Master's research: Link-based search for similar pages on the web [pdf] [ps] [ppt]
How to identify similar web pages is a crucial task for search engine. Traditionally, similarity is computed based on the contents of web pages. Recent research shows that the link structure might also be exploited for the similarity task. Those algorithms proposed based on this idea are called graph-based algorithms. In this project, we present several graph-based algorithms to identify the relevant web pages. For comparison, we also implemented a previous proposed graph-based algorithm, Dean and Henzinger's Companion algorithm, and TFIDF ( Term Frequency X Inverse Document Frequency) which is one of the prevalent content-based algorithms.
Our experiments were performed on the .gov data set, which is a filtered crawl of the .gov domain that was prepared for the Web track of TREC. To evaluate the effectiveness of our algorithms, we performed an automatic comparison and a user study. Our study shows that our algorithms perform either better than or competitive with the Companion method. Furthermore, the result sets from the graph-based algorithms are fairly different from that of the TFIDF.

Current research: statistical analysis of dynamic graphs [pdf] [more] [memo]

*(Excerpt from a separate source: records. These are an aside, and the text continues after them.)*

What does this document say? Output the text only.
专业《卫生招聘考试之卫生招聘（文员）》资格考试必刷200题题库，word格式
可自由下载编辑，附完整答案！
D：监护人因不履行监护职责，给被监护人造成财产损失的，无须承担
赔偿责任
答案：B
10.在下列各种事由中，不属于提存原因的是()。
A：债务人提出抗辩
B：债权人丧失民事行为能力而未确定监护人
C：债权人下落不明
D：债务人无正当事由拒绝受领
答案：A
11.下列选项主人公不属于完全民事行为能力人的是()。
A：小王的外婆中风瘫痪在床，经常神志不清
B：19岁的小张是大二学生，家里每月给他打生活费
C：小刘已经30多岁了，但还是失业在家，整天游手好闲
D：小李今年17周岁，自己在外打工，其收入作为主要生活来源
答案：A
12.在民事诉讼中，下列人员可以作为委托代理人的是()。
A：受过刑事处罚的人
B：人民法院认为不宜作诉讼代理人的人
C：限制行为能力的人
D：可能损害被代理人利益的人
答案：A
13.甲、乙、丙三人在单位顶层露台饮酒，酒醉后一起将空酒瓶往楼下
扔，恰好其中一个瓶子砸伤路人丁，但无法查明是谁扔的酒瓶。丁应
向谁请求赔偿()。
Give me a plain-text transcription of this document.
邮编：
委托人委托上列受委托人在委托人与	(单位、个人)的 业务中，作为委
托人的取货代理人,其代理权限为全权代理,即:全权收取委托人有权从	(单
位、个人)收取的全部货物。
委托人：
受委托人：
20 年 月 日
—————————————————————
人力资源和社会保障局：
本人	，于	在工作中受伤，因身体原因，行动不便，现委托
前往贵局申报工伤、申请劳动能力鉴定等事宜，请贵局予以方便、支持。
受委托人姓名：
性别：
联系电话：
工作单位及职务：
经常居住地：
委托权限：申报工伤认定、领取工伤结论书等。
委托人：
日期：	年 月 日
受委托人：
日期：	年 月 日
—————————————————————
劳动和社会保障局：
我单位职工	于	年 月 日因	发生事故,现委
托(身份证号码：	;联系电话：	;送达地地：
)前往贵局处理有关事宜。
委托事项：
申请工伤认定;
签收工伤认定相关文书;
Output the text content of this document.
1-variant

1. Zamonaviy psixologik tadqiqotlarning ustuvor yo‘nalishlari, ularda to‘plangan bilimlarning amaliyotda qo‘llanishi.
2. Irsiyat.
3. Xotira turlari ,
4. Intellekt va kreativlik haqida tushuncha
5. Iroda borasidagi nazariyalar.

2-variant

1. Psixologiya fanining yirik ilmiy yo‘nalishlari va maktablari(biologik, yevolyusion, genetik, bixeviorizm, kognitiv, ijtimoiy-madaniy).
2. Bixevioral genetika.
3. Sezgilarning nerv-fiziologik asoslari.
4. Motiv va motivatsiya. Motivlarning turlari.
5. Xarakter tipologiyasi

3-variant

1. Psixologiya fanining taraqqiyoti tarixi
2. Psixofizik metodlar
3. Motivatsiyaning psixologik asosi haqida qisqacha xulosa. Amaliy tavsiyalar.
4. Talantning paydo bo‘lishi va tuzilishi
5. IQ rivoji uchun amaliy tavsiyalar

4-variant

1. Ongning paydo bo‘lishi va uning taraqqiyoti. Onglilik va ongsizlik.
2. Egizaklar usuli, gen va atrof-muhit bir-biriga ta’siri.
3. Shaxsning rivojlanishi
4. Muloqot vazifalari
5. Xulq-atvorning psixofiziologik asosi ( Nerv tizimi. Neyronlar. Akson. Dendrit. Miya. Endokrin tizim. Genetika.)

Communications between large numbers of individuals can be modeled as dynamic graphs. Information on communication patterns, roles of vertices and anomalies is believed to hide in these linkage graphs, but how to extract it is a question puzzles researchers for a long time. In this project, a set of local measures, which are mostly defined upon the neighbourhoods of vertices, are introduced in the hope of capturing those hidden information. These measures are applied to an email dataset, and the set of signals generated are investigated using scan statistics in order to identify anomaly or change of communication pattern. Results show these measures have the potential to identify communication changes of different types.